A bizarre tweet from UK in the UN:
Wow, what could the other half be?Let us remember, there are 2 halves of #Balfour, 2nd of which has not been fulfilled. There is unfinished business. @AmbassadorAllen #Israel pic.twitter.com/BoAXOcsKdz— UKUN_NewYork (@UKUN_NewYork) October 18, 2017
Here's the full text of the Balfour Declaration:
Foreign Office
November 2nd, 1917
Dear Lord Rothschild,
I have much pleasure in conveying to you. on behalf of His Majesty's Government, the following declaration of sympathy with Jewish Zionist aspirations which has been submitted to, and approved by, the Cabinet
His Majesty's Government view with favour the establishment in Palestine of a national home for the Jewish people, and will use their best endeavors to facilitate the achievement of this object, it being clearly understood that nothing shall be done which may prejudice the civil and religious rights of existing non-Jewish communities in Palestine or the rights and political status enjoyed by Jews in any other country.
I should be grateful if you would bring this declaration to the knowledge of the Zionist Federation.
Yours,
Arthur James Balfour
Balfour explicitly said that a Jewish national home should not be used as an excuse for other states to revoke the rights of Jews in their countries.
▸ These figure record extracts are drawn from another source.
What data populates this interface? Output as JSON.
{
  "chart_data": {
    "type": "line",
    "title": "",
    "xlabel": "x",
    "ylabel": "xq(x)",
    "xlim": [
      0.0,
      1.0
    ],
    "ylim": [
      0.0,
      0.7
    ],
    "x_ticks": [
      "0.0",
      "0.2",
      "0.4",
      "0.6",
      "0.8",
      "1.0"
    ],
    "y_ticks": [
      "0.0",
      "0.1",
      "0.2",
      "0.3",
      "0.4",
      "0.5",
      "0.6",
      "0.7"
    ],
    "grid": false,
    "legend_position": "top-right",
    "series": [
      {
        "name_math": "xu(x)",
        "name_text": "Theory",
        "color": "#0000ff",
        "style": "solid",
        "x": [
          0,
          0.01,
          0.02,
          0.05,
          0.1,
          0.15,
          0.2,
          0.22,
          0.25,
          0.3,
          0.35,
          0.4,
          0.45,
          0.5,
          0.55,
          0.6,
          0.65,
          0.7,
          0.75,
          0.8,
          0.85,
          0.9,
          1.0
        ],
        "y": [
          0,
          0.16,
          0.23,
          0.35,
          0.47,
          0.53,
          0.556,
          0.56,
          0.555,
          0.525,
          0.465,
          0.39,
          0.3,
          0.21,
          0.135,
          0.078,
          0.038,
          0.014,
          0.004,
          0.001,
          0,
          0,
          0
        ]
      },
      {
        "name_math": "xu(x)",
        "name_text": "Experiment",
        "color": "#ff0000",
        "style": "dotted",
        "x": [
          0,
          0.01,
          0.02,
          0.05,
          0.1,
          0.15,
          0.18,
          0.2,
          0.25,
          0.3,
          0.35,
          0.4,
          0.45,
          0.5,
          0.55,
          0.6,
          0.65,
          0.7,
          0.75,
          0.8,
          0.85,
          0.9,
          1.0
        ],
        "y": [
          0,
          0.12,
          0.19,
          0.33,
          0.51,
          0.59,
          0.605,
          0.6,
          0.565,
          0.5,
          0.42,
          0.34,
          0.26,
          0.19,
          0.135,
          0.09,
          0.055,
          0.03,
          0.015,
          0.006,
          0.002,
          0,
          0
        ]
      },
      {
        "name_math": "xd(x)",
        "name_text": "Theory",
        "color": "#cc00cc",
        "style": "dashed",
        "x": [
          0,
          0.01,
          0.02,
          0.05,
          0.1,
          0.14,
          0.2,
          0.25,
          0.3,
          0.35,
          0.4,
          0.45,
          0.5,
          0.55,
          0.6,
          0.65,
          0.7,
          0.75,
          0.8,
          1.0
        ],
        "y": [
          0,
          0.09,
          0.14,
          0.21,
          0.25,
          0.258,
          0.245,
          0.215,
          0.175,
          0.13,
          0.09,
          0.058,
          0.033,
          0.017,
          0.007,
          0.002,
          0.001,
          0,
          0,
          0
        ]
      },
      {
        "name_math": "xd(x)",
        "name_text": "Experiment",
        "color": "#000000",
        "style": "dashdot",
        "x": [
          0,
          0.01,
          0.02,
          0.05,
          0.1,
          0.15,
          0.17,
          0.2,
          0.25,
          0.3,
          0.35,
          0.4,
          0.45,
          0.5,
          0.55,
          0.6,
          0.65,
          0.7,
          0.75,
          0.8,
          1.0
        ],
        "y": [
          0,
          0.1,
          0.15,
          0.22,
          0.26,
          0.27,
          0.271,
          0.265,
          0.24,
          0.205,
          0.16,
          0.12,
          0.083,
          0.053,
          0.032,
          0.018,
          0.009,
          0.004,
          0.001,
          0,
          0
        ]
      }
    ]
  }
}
Yet that is exactly what happened in very single Arab nation. Could that be the other half that the diplomats are referring to?
The tweet cannot possibly be referring to the establishment of another Arab state, since Balfour says nothing about an "Arab homeland in Palestine." And at the time it was written, Palestine included Transjordan, and the initial partition of Palestine into two parts would have taken care of that even if Balfour declared another Arab state.
So what can this tweet possibly be referring to?
Obviously the UK diplomats are referring to the part that says "nothing shall be done which may prejudice the civil and religious rights of existing non-Jewish communities in Palestine." But there is nothing that prejudices the rights of Arabs in the Jewish national home, which is now Israel.
This is an uncalled for slam against Israel and it is in direct contradiction to the UK's principled stand to celebrate the centennial of Balfour rather than apologize for it, as the Israel-haters demand.